Quatre ans après le magnicide de Jovenel Moïse, un deuil national sans verdict

Une messe de requiem a été célébrée au Palais national en mémoire du président Jovenel Moïse, assassiné dans la nuit du 6 au 7 juillet 2021. En présence du Conseil présidentiel de transition (CPT), du Premier ministre Alix Didier Fils-Aimé, de membres du gouvernement et de représentants des institutions, la cérémonie s’est déroulée dans un climat de recueillement et de solennité. L’État haïtien a ainsi voulu réaffirmer son attachement aux valeurs républicaines, malgré les profondes fractures qui persistent autour de cet assassinat.

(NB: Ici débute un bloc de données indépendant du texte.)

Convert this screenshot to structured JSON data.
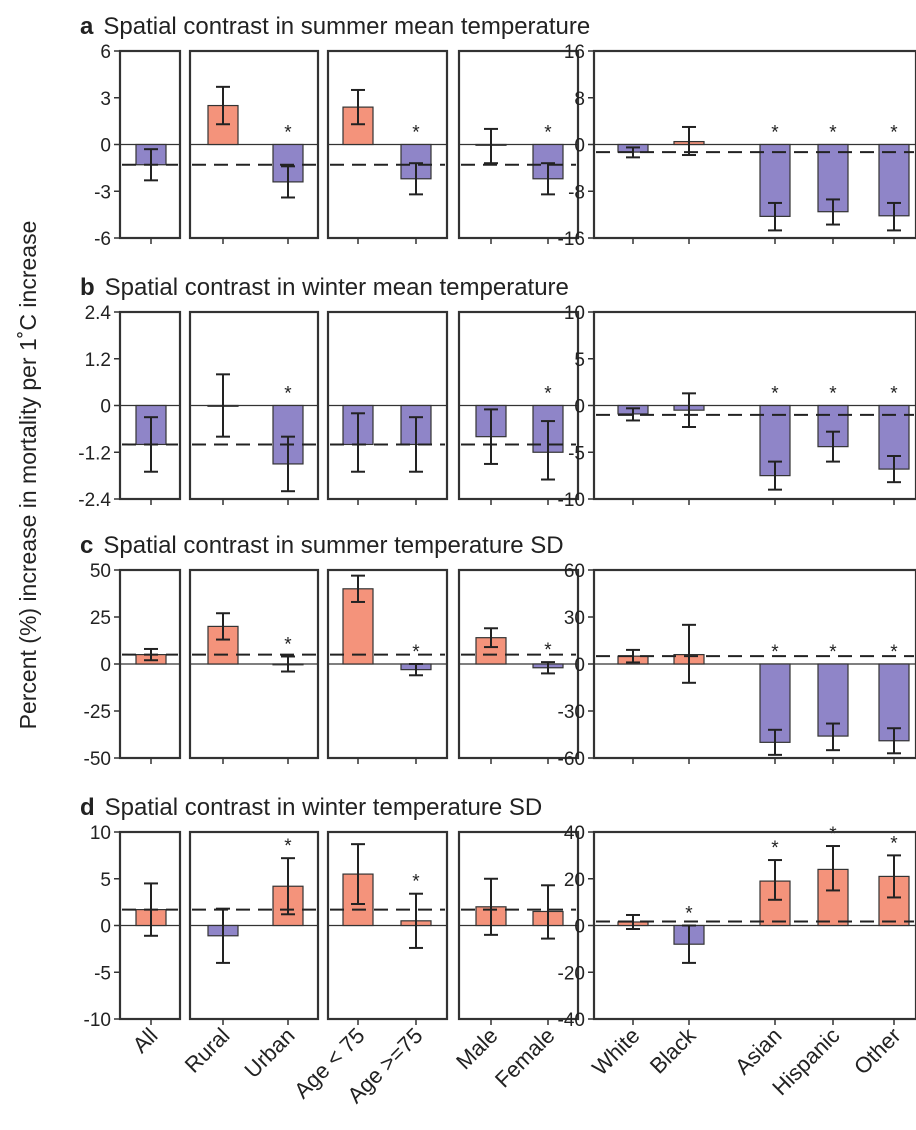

Le président Moïse a été tué à son domicile privé de Pèlerin 5 par un commando armé composé majoritairement d’anciens militaires colombiens et de ressortissants haïtiano-américains. L’opération, menée avec une précision troublante, a mis en lumière de graves défaillances dans le dispositif de sécurité présidentielle. Son épouse, Martine Moïse, grièvement blessée, a survécu à l’attaque. L’identité des commanditaires reste à ce jour entourée de zones d’ombre.

Sur le territoire haïtien, plus de 40 personnes ont été arrêtées dans le cadre de l’enquête, parmi lesquelles des membres de la sécurité présidentielle, des policiers, des hommes d’affaires et des étrangers. L’instruction du dossier a été marquée par une instabilité chronique : cinq juges se sont succédé avant que le magistrat Walter Wesser Voltaire ne soit désigné en mai 2022 pour reprendre l’enquête. Plusieurs de ses prédécesseurs se sont déportés, invoquant des menaces ou un manque de moyens.

Le juge Voltaire a rendu en janvier 2024 une ordonnance d’inculpation visant 51 personnes, dont plusieurs proches du président défunt. Parmi les inculpés figurent l’ancienne Première dame Martine Moïse, l’ex-Premier ministre Claude Joseph, l’ancien directeur général de la police Léon Charles, ainsi que des membres de la garde présidentielle. Tous sont renvoyés devant le tribunal criminel sans assistance de jury. Cette ordonnance est actuellement contestée devant la Cour d’appel de Port-au-Prince.

En parallèle, la justice américaine a avancé de manière plus structurée. À ce jour, six personnes ont été condamnées aux États-Unis, dont l’ancien sénateur haïtien John Joël Joseph et l’homme d’affaires Rodolphe Jaar, tous deux condamnés à la prison à vie. Cinq autres accusés, dont le chef de la société de sécurité CTU, Antonio Intriago, attendent leur procès prévu pour mars 2026 en Floride.

Le contraste entre du système haïtien alimente un profond malaise dans l’opinion publique. Alors que les cérémonies officielles se succèdent, la quête de vérité reste inachevée. L’absence de procès en Haïti, quatre ans après les faits, renforce le sentiment d’impunité et d’injustice dans une société déjà fragilisée par la violence et l’effondrement institutionnel.

La messe de requiem, bien que symbolique, n’a pas suffi à apaiser les interrogations. Pour de nombreux citoyens, la mémoire de Jovenel Moïse ne pourra être honorée pleinement que lorsque justice sera rendue — de manière équitable, transparente et indépendante. En attendant, le dossier reste un miroir des failles de l’État haïtien et des défis immenses qui pèsent sur sa reconstruction démocratique.